Orban v democracy
Hungarian lawmakers on Monday overwhelmingly (265-11) approved a long amendment to the constitution which threatens democratic checks and balances. The biggest opposition party, the Socialists, boycotted the vote. The bill enshrines in the constitution policies that were previously struck down as unconstitutional by Hungary's highest court. Among other things, it curtails the independence of judges, it wipes out 20 years of jurisprudence by banning the court to refer to rulings given while the previous constitution was in force, a law requiring students who received state scholarships to work in Hungary for years; a prohibition on political campaigns in private media; and a law allowing local authorities to fine or jail homeless people living on the street.

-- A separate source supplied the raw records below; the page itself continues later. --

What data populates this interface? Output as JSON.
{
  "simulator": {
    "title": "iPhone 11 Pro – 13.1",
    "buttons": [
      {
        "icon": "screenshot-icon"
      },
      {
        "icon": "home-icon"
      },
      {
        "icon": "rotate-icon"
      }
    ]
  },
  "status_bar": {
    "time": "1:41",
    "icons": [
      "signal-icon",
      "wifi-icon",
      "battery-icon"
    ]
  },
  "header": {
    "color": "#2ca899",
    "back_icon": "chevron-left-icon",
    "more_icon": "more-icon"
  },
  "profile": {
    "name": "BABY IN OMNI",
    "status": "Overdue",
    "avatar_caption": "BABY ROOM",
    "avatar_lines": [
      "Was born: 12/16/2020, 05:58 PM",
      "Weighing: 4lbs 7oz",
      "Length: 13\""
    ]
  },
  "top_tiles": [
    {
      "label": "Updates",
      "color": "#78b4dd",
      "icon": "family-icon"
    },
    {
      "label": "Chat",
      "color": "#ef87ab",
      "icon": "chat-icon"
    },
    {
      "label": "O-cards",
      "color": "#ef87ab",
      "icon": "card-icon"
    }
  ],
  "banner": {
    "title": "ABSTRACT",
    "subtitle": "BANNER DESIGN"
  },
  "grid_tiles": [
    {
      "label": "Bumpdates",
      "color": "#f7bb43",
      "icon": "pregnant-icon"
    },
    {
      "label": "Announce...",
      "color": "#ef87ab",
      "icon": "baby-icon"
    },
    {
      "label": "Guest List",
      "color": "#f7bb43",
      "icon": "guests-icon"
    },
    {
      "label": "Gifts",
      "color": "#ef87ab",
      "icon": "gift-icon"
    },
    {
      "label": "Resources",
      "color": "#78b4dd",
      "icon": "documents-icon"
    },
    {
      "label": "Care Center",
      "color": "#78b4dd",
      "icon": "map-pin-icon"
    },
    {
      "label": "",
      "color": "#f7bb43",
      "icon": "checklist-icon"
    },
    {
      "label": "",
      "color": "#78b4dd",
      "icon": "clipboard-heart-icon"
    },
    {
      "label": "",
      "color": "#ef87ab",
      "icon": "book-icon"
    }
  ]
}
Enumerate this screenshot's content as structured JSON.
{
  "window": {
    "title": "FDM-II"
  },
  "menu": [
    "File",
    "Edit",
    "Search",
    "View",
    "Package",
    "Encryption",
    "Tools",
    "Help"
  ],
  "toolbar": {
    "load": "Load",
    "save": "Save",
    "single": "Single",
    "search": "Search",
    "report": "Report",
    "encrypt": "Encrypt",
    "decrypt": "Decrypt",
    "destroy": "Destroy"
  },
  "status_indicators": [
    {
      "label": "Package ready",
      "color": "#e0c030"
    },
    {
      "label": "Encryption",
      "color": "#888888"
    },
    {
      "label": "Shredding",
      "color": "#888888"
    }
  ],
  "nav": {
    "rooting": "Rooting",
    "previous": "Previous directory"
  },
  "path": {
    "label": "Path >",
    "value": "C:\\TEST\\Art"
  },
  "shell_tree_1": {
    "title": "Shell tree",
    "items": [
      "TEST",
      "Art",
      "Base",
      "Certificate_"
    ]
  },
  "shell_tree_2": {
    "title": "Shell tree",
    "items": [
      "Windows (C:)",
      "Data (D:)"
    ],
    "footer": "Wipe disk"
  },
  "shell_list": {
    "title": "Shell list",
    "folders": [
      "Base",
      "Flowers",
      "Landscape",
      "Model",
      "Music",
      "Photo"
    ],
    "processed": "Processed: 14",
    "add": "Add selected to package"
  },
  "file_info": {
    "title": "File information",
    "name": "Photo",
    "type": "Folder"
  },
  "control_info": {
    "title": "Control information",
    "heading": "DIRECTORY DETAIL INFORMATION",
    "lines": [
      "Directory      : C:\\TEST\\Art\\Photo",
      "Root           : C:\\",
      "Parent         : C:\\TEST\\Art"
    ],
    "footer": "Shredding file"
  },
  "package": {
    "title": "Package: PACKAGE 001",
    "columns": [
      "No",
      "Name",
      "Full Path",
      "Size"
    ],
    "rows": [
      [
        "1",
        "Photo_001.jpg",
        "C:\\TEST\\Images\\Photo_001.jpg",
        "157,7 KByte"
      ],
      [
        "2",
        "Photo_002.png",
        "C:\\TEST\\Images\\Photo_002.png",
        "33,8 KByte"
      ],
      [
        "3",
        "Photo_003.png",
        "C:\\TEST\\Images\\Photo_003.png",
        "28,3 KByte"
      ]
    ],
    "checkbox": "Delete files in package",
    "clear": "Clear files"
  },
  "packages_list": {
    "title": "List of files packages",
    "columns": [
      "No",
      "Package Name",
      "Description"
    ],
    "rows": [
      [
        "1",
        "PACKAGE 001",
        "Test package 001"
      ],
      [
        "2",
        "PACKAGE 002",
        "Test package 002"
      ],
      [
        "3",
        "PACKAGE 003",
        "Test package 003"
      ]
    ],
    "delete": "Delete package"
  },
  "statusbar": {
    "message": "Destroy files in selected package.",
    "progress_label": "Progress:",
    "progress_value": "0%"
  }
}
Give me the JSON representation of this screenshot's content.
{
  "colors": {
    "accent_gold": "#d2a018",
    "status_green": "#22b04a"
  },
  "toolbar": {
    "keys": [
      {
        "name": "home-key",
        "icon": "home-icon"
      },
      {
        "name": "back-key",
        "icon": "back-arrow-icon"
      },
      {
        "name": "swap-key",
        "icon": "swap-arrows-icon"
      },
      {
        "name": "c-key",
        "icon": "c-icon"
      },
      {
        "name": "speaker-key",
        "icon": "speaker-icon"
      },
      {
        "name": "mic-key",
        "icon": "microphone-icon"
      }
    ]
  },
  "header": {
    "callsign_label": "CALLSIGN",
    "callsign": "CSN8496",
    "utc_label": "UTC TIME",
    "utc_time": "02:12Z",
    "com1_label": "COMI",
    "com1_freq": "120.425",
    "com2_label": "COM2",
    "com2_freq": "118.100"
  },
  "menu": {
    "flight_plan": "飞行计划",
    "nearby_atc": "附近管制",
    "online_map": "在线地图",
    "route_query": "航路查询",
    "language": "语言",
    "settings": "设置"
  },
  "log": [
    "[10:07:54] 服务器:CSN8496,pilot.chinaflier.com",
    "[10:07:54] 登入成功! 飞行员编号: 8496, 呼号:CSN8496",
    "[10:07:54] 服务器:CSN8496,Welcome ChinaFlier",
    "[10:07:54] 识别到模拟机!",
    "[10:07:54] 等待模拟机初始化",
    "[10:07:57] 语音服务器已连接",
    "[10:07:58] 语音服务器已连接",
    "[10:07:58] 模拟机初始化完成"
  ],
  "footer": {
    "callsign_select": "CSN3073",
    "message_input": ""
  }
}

The New York Times quoted a very worried Peter Hack, a leading professor of constitutional law at ELTE University in Budapest: "We are not yet North Korea, but this amendment is extremely alarming because it removes constitutional control and checks over the legislature. It is a bald and dangerous power grab."
Europe losing soft and hard power
It looks like PM Victor Orban and his Fidesz party are prepared to take on the whole European Union (EU) in trying to transform Hungary into an authoritarian state. If Orban succeeds in his plans, this will not only harm the Hungarian people and economy, but also the 'European project'. The EU has already lost lots of economic power and prestige because of the Great Recession and even before that its military/hard power was not at all commensurate with its economic and historical heft. This has translated into critical assessments of Europe's power in the world. The European Council on Foreign Affairs wrote in February on publishing its yearly European Foreign Policy Scorecard: "Yet again the euro crisis has eroded Europe's image, soft power and capacity to pursue its interests on the world stage."
A couple of months ago, Judy Dempsey wrote for the Carnegie Endowment for International Peace: "The EU, however, professes to make soft power its guiding principle for dealing with conflicts, both because it likes the image that this philosophy confers, and because it is shy of using hard, or military power. Yet it has made a hash of most of its soft power missions". Right now, the image the EU confers is of a divided union adrift that is overwhelmed by the financial crisis turned economic crisis turned political crisis. It's global ambitions have been necessarily amped down.
The credentials of the EU will suffer a further major blow if Orban succeeds in creating a kind of dictatorship while being a member of the EU (the EU in many respects lacks effective ways to intervene in member states where democracy is weak). I am not sure the EU will survive the (geo)political, economic, social, and democratic storm that is blowing inside and outside the union and isn't likely to calm down anytime soon. One thing is for sure, the EU will lose heaps of credibility and soft power if Hungary becomes an authoritarian state.
Should markets worry?
As for the implications for the markets, the Forint has plunged to nine-month lows against the euro. The yield on 10-year sovereign notes rose only one basis point, or 0.01 percentage point, to a one-month high of 6.50 percent. If Orban continues its policies which include trying to take over the Central Bank by appointing an ally of him as governor, the Forint could weaken more and bond holders could start worrying about inflation (because of monetary financing of debts) and even the creditworthiness of the government.
For European markets, more success for Orban and rising tensions between Brussels and Budapest could give the impression that the EU progressively has more difficulties with getting its house in order. What's more, Orban epitomizes the anti-trend in politics that we recently referred to in our Global Political Analysis: populism where anti is the magic word: anti-globalization, anti-capitalist, anti-European. The developments in Hungary draws attention to other worrying developments in the region. Among other things, the fall of the Slovanian, Moldavian, and Bulgarian prime ministers. They all had to deal with public anger over austerity, corruption, unemployment and worsening living standards.
The most fundamental question the markets should ask themselves is: are events in Bulgaria, Slovenia, Hungary, but also in Italy (success Grillo), Portugal (large protests) and Greece (dangerously high rising social tensions) proving that the austerity and reform course of the EU isn't working? And if so, is it too late and will tensions, insecurity, frustration, anger etc. on the local, national and European level make it impossible for politicians to make a turnaround and save the day for Europe or is there still time for changing course and implementing a political, fiscal, and economic sustainable way out of the mess?